Enfin, l'invasion menée par l'armée russe le 24 février 2022 a représentée l'escalade d’un conflit commencé́ en 2014 lors de la guerre de Crimée. C’est à partir du 12 mars 2022 qu’il fut interdit de fournir des services spécialisés de messagerie financière, pouvant être utilisés pour échanger des données financières avec la Russie, menant à l’exclusion du réseau de 7 des plus grosses banques russes.
Tout cela démontre également que, bien qu'étant une organisation neutre et indépendante qui connecte des milliers de banques à travers le monde, SWIFT, en considération de son rôle majeur dans le système financier mondial, est souvent soumise aux différentes pressions politiques des grandes puissances occidentales, notamment des États-Unis. La domination du dollar, l'importance du système financier américain et une interconnexion globale des marchés donnent aux États-Unis un pouvoir disproportionné sur des institutions comme SWIFT, soulevant des questions sur l'indépendance réelle de cette infrastructure cruciale pour l'économie mondiale.

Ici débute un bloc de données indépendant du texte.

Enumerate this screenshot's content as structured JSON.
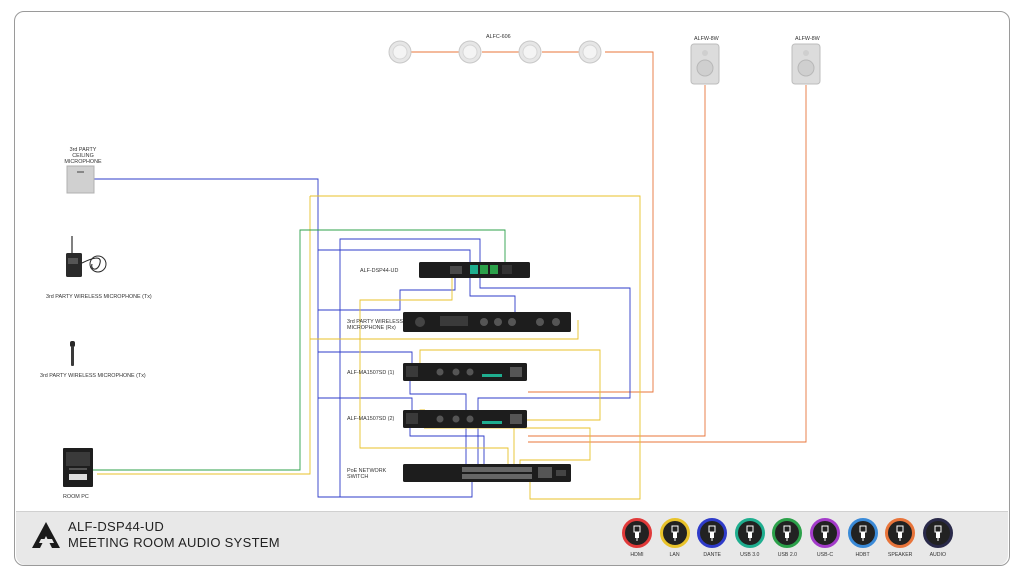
{
  "diagram": {
    "devices": {
      "ceiling_speaker_group": "ALFC-606",
      "wall_speaker_1": "ALFW-8W",
      "wall_speaker_2": "ALFW-8W",
      "ceiling_microphone": "3rd PARTY CEILING MICROPHONE",
      "wireless_bodypack": "3rd PARTY WIRELESS MICROPHONE (Tx)",
      "wireless_handheld": "3rd PARTY WIRELESS MICROPHONE (Tx)",
      "room_pc": "ROOM PC",
      "dsp": "ALF-DSP44-UD",
      "wireless_receiver": "3rd PARTY WIRELESS MICROPHONE (Rx)",
      "amp_1": "ALF-MA1507SD (1)",
      "amp_2": "ALF-MA1507SD (2)",
      "network_switch": "PoE NETWORK SWITCH"
    }
  },
  "footer": {
    "title_line1": "ALF-DSP44-UD",
    "title_line2": "MEETING ROOM AUDIO SYSTEM"
  },
  "legend": [
    {
      "label": "HDMI",
      "color": "#e03a3a",
      "icon": "hdmi-icon"
    },
    {
      "label": "LAN",
      "color": "#e8c22a",
      "icon": "lan-icon"
    },
    {
      "label": "DANTE",
      "color": "#2e3bc9",
      "icon": "dante-icon"
    },
    {
      "label": "USB 3.0",
      "color": "#1fae8f",
      "icon": "usb3-icon"
    },
    {
      "label": "USB 2.0",
      "color": "#2ca14a",
      "icon": "usb2-icon"
    },
    {
      "label": "USB-C",
      "color": "#a33bc9",
      "icon": "usbc-icon"
    },
    {
      "label": "HDBT",
      "color": "#3a8ad8",
      "icon": "hdbt-icon"
    },
    {
      "label": "SPEAKER",
      "color": "#e8743a",
      "icon": "speaker-icon"
    },
    {
      "label": "AUDIO",
      "color": "#2a2a4a",
      "icon": "audio-icon"
    }
  ]
}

La véritable efficacité des sanctions :
Il est difficile d’évaluer les dommages causés par le débranchement de la Russie du réseau SWIFT, car d’autres sanctions économiques et financières ont suivi à la suite de l’invasion de l’Ukraine. Cependant, sur le court terme, le débranchement de certaines banques du réseau a réellement entravé les capacités de la Russie. Parallèlement, on se rend compte que sur le long terme ces sanctions n’ont pas eu un impact direct sur le régime russe et la poursuite de la guerre n’a pas été ébranlé par ces sanctions. Par ailleurs, il est aussi difficile de mesurer l’impact de ces sanctions sur la population mais il ne semble pas y avoir eu de mouvement de protestation des russes sur ces questions de pouvoir d’achat.
Cependant, il n’est pas dit que SWIFT deviendra une « arme géopolitique » pour plusieurs raisons.
Tout d’abord, les grandes puissances non-occidentales, comme la Chine et la Russie, créent leurs propres réseaux bancaires pour contourner SWIFT. Le système SPFS de Russie reste limité aux banques russes, mais le CIPS chinois s'étend déjà dans plus de 100 pays. Cette dynamique montre que nous tendons vers un monde multipolaire où chaque zone d’influence aura sa propre messagerie financière, autonome mais connectée aux autres. L'exemple de la guerre en Ukraine illustre bien cette tendance. En effet, par l'impact des sanctions et la réorganisation des échanges de la Russie avec des pays comme la Chine ou l'Inde, le développement de réseaux financiers alternatifs ont été favorisés.
La domination du dollar dans le commerce international, soutenu par la puissance américaine, suscite une opposition croissante, non seulement en Chine et en Russie, mais aussi en Europe. Les tensions transatlantiques, comme celles liées à la remise en cause de l'accord nucléaire iranien en 2018, ont montré une contestation de l'extraterritorialité des sanctions américaines. Si cela renforce les liens financiers entre les Occidentaux, il est difficile d’imaginer que SWIFT perde rapidement sa domination dans le monde occidental.
En fin de compte, l'usage de SWIFT dans les sanctions souligne l'importance des systèmes de paiement comme enjeu de souveraineté. À l'avenir, on pourrait voir des infrastructures financières aussi nombreuses que les zones d'influence, interopérables mais autonomes, reflétant la réorganisation géopolitique mondiale.